A Green New Social Work
Where does this leave social work? Considering the rise of nationalist, populist views across the world (e.g., Modi’s reelection as a Hindu right nationalist in India, the Justice and Development Party in Turkey, and Jail Bosnaro’s election in Brazil), the viability of proposed Green New Deal plans depend on mass mobilization and coalition building among diverse groups. Social movement activists regularly struggle with maintaining momentum around shared goals without marginalizing people whose concerns are sidelined for more mainstream issues.
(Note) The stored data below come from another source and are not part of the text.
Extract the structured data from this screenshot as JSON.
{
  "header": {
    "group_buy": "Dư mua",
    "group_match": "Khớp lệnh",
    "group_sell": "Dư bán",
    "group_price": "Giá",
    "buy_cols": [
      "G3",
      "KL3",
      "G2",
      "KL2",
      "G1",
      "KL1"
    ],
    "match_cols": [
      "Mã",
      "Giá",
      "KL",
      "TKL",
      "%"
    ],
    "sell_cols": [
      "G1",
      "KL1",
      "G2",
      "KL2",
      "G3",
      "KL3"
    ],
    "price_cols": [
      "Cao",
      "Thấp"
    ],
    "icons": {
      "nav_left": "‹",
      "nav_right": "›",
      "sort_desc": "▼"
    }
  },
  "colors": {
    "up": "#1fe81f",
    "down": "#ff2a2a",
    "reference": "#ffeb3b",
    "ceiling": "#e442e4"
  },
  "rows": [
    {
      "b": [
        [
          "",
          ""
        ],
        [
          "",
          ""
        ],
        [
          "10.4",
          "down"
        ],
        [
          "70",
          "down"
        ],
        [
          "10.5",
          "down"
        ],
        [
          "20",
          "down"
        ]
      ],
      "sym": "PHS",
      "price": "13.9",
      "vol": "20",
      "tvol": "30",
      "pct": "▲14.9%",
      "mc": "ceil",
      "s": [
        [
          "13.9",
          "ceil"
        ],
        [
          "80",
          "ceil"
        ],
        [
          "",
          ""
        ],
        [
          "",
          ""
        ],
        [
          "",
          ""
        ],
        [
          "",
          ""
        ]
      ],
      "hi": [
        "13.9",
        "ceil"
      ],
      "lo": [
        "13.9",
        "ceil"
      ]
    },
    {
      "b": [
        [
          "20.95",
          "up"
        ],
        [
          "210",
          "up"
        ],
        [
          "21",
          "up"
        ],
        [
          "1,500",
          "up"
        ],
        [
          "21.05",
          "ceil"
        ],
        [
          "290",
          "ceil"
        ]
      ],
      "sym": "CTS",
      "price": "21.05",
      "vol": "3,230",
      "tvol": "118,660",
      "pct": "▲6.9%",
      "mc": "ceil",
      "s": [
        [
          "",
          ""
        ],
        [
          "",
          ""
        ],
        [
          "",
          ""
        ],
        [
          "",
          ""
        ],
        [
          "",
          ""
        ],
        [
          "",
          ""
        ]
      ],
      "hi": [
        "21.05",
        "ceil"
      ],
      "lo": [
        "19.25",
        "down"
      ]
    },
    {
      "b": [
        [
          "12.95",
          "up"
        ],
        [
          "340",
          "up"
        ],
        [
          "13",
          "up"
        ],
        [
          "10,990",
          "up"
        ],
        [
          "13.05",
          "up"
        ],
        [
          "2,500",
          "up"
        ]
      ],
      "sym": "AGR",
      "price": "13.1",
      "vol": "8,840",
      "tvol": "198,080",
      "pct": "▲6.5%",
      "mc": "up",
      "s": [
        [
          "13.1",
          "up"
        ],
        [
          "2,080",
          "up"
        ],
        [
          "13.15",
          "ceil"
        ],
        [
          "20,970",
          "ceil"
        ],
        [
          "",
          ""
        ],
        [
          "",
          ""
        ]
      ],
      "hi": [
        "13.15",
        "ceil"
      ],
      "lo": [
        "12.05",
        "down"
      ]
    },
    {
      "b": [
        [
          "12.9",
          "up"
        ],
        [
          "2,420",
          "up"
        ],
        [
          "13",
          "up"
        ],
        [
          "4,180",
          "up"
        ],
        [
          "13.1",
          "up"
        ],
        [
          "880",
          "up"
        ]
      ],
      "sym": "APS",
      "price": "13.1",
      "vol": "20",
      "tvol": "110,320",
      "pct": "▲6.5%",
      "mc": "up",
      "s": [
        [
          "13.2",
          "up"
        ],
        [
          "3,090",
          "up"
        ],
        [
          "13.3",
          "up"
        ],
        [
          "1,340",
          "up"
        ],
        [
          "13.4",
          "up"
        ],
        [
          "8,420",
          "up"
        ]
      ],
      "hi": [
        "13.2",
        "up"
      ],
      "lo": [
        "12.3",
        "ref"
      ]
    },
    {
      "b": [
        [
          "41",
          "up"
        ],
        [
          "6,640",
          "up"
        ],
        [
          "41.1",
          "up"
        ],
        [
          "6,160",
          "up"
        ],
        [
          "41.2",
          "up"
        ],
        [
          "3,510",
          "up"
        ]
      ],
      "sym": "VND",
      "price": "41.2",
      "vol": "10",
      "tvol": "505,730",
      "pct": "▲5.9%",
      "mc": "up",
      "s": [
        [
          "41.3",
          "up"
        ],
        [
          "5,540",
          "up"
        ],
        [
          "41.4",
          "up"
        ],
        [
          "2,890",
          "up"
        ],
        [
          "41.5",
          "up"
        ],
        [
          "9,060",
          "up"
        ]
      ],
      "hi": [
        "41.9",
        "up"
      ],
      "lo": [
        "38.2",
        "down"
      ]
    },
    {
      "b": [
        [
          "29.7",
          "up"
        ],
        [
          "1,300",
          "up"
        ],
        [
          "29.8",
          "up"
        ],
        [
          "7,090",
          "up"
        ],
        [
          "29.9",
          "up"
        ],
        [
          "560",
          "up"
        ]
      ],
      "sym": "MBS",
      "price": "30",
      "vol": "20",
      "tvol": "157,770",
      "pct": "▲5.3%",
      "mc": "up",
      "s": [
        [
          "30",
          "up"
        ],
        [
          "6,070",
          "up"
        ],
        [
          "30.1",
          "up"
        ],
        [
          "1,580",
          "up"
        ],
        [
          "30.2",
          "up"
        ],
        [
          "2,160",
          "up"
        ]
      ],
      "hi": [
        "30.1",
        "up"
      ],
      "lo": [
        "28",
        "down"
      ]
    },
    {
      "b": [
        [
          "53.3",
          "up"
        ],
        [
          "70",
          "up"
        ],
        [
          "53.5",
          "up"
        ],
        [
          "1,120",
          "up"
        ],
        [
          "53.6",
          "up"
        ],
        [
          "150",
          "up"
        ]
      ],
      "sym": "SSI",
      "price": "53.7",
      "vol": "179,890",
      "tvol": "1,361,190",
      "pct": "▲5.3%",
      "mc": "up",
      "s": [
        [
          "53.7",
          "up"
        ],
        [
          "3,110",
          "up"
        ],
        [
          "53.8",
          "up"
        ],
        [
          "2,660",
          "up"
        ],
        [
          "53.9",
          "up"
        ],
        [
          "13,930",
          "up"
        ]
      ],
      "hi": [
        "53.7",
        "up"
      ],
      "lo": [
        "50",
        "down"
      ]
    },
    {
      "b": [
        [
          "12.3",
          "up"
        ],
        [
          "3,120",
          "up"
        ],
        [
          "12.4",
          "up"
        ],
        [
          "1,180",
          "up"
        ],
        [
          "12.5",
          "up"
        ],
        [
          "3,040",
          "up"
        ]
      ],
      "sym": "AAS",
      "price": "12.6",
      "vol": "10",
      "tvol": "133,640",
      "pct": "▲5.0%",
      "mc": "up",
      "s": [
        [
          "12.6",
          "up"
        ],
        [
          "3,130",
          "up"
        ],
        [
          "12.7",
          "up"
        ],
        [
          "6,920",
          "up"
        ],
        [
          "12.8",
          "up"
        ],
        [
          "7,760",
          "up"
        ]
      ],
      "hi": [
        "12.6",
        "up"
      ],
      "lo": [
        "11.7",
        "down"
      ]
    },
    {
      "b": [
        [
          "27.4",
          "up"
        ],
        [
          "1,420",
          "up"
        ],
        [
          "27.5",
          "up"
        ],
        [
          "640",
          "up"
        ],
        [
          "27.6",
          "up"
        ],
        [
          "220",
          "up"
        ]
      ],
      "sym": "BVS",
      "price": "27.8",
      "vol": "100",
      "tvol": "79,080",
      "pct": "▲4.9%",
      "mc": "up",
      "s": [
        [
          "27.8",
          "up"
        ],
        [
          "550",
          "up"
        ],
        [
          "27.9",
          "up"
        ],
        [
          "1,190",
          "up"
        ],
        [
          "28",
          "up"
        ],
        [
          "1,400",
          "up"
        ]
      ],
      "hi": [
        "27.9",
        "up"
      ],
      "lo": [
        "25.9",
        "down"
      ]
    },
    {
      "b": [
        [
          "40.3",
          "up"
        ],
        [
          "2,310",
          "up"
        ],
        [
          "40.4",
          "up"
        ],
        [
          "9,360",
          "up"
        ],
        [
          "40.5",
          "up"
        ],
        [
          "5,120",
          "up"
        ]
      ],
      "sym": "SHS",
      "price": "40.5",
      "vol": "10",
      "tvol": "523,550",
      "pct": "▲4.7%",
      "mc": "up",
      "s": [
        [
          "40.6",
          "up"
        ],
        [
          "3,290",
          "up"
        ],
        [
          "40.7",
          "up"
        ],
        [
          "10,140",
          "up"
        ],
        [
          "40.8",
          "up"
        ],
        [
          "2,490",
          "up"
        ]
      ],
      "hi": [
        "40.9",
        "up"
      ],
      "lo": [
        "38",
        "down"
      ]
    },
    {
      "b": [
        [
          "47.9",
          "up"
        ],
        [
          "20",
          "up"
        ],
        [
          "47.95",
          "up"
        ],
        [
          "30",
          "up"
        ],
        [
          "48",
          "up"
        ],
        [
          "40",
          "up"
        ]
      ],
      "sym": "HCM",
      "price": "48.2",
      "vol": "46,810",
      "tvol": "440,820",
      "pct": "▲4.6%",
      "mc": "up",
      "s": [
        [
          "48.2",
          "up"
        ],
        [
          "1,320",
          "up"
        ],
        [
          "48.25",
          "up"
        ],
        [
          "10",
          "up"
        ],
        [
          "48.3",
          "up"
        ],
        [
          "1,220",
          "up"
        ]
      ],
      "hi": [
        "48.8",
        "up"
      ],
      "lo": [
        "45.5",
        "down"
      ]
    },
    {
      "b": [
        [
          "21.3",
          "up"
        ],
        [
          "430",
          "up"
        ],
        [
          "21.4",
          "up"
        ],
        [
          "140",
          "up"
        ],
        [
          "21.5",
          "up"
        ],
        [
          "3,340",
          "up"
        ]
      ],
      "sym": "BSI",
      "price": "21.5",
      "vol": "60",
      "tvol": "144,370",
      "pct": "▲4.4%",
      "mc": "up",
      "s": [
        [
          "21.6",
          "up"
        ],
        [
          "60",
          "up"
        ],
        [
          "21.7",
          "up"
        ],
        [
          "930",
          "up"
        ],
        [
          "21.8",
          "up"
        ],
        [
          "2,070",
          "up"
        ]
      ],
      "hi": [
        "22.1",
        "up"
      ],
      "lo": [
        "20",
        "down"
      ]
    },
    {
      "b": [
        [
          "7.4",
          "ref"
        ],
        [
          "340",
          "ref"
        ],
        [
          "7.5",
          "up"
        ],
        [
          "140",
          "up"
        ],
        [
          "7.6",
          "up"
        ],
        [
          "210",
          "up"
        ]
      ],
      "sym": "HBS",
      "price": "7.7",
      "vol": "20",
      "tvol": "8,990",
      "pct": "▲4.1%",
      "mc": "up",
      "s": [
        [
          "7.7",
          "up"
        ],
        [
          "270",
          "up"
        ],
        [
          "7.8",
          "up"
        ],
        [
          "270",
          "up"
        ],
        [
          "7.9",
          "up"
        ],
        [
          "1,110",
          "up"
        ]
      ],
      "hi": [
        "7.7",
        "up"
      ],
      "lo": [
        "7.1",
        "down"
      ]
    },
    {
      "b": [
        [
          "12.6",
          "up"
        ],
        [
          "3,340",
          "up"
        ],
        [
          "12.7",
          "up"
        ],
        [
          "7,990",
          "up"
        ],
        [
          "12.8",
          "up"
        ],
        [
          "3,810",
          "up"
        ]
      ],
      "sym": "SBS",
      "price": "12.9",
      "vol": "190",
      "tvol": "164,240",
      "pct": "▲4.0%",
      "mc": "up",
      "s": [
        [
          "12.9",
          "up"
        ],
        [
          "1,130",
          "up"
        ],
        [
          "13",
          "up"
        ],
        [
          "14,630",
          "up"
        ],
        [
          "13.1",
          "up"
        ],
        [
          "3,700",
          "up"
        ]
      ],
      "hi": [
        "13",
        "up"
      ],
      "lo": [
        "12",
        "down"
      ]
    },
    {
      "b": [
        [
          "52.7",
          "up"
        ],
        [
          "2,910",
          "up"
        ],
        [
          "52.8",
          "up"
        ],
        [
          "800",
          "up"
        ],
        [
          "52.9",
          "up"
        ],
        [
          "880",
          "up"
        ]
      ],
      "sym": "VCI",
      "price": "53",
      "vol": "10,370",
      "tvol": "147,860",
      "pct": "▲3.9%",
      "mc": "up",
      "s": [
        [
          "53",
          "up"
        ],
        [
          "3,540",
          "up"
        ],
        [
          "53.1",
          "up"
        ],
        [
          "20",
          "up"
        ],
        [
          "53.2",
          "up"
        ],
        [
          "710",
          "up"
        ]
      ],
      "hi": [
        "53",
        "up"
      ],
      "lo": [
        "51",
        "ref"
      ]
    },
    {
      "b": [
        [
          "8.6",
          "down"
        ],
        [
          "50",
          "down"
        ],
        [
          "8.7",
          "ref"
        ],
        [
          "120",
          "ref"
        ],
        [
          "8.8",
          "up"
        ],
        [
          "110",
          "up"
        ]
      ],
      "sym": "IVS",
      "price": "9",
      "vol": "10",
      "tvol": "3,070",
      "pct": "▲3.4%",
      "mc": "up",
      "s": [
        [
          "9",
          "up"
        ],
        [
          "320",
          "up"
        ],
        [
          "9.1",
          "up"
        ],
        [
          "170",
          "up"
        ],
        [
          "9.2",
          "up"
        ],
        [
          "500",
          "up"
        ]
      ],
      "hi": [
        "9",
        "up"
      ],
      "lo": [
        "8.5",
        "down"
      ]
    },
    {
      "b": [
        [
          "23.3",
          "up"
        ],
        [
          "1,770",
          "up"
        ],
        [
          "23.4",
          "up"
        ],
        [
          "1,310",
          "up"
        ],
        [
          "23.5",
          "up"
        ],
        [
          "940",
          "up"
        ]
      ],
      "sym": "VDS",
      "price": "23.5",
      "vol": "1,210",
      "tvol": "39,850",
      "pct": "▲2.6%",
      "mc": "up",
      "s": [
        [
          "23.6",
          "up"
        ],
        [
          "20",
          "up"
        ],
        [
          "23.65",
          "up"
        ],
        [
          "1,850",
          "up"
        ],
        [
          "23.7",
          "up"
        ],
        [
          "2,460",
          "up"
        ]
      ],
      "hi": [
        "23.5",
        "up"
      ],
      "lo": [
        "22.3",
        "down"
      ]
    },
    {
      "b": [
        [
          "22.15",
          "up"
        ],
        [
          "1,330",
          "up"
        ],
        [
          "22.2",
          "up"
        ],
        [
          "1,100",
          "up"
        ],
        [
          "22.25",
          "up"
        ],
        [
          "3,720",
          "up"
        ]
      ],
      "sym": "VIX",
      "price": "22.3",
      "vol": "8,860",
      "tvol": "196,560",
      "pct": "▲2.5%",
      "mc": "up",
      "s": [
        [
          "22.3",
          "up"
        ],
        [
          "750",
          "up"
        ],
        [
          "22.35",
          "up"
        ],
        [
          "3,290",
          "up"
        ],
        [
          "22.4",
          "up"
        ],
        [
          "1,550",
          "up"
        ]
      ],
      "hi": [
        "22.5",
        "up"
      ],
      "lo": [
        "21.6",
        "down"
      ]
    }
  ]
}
Labor movement organizers in the United States, for example, endorsed a Green New Deal in part because of the emphasis on broad-based issues like raising the minimum age and universal childcare, as opposed to more divisive issues like opposition to the Keystone Pipeline which pitted Indigenous communities against white landowners.
As with previous social movements, social workers can work with communities to ensure that the Green New Deal and climate action centers the needs of those most marginalized by systemic colonialist, imperialist, racist, heteronormative, sexist, and ableist systems. This could include joining with prison abolitionists to fight for the decriminalization of Indigenous and environmental protesters; supporting youth environmental activists from the United States and Canada to work in solidarity with undocumented farm workers and their families for comprehensive immigration reform; and advocating for immigrant labor rights as integral to greening our food systems.
For social work to tackle the call for climate action we will need to (1) broaden our epistemological conceptualization of social justice to include Indigenous and ecological principles of interdependence and responsibility for caring for all our relations (human and nonhuman life); (2) embrace feminist praxis of care that centers connection, mutual empathy, and empowerment (Norton, 2012), and (3) develop a new narrative within social work, where contributing to a low-carbon future can bolster the profession’s relevance in an emerging Green economy while transforming the profession’s core values of promoting dignity, equality, and respect for all forms of life in a sustainable future.
Taking inspiration from Angela Davis’s (2019) keynote address at the Society for Social Work Research’s annual conference, “just because we cannot foresee a different future does not mean it is not possible.”